Since the molecule is isolated (no external forces), the velocity of the center of mass of the molecule must be constant. Without loss of generality, we can assume that $v_{CM}=0$ and $R_{CM}=0$ . Let us denote the displacement of the charges 1 and 2 by $x$ as shown in the figure below.

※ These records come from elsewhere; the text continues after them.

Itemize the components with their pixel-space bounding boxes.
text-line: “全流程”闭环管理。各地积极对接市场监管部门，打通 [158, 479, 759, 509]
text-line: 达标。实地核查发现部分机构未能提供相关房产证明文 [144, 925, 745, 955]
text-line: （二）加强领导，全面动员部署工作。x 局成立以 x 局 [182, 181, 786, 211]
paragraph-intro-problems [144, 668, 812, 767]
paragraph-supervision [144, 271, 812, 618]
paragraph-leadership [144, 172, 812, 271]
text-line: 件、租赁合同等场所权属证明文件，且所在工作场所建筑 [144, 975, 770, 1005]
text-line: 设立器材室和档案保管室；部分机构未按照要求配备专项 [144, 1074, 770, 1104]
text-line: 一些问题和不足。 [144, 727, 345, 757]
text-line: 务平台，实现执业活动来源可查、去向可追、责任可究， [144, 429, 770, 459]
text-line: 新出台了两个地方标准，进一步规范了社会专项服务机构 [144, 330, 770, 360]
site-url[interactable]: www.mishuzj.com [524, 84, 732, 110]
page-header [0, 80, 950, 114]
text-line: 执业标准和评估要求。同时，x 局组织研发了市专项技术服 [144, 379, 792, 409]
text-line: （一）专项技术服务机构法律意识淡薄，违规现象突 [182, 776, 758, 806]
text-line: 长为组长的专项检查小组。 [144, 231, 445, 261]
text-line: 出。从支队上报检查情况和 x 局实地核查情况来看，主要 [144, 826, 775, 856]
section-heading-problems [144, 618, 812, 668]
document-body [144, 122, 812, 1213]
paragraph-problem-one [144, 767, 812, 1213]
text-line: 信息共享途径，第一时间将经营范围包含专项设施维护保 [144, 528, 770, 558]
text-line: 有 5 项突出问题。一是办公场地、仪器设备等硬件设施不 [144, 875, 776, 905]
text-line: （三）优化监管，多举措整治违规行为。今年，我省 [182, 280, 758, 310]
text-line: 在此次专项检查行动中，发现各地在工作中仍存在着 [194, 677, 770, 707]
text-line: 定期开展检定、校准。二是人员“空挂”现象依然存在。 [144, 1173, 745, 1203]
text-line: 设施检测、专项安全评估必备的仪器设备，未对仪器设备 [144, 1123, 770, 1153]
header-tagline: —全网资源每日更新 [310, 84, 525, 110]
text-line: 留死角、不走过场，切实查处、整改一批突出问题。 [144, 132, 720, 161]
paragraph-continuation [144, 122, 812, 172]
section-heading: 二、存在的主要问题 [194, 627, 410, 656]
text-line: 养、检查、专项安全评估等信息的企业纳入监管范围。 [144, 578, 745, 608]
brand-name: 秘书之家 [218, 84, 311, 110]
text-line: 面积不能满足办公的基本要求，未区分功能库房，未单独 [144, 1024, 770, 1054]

Then, the displacement of the charge 3 must be $2x$ which ensures that position of the center of mass is zero. That is to say $\frac{-2 m x + m (2x)}{3m} =0.$ Invoking the Pythagorean theorem and assuming that $x\ll l$ (small oscillations) we obtain $d=\sqrt{l^{2}-(3x)^2}=l \sqrt{1- (3x/l)^2}\approx l (1- \frac{9}{2} \frac{x^{2}}{l^{2}})$ Now, we write the total kinetic energy of the system $K= 2 \frac{m}{2} \dot{x}^{2}+ \frac{m}{2} (2\dot{x})^2+ 2 \frac{m}{2} (\dot{d})^2 \approx 3 m \dot{x}^2$ and the total potential energy $U= \frac{k q^{2}}{2d}+ 2 \frac{k q^{2}}{l}\approx \frac{9k q^{2}}{4 l^{3}}x^{2}+ \textrm{constant term}.$ Note that we have only kept the quadratic terms $x^{2}$ and $\dot{x}^2$ . We can neglect higher powers of $x$ and $\dot{x}$ because the oscillations are small. The total energy of the oscillating molecule can be written as $E= \frac{M_{eq}}{2} \dot{x}^2+ \frac{K_{eq}}{2} x^{2} + \textrm{constant term}$ where $M_{eq}=6 m$ and $K_{eq}=\frac{9k q^{2}}{2l^{3}}$ . Examining the above expression we note that the molecule behaves just as a harmonic oscillator! Therefore, the period of oscillations is $T=2\pi \sqrt{\frac{M_{eq}}{K_{eq}}}= 2 \pi \sqrt{\frac{4 m l^{3}}{3 k q^{2}}}=0.0725 ~\mbox{s}.$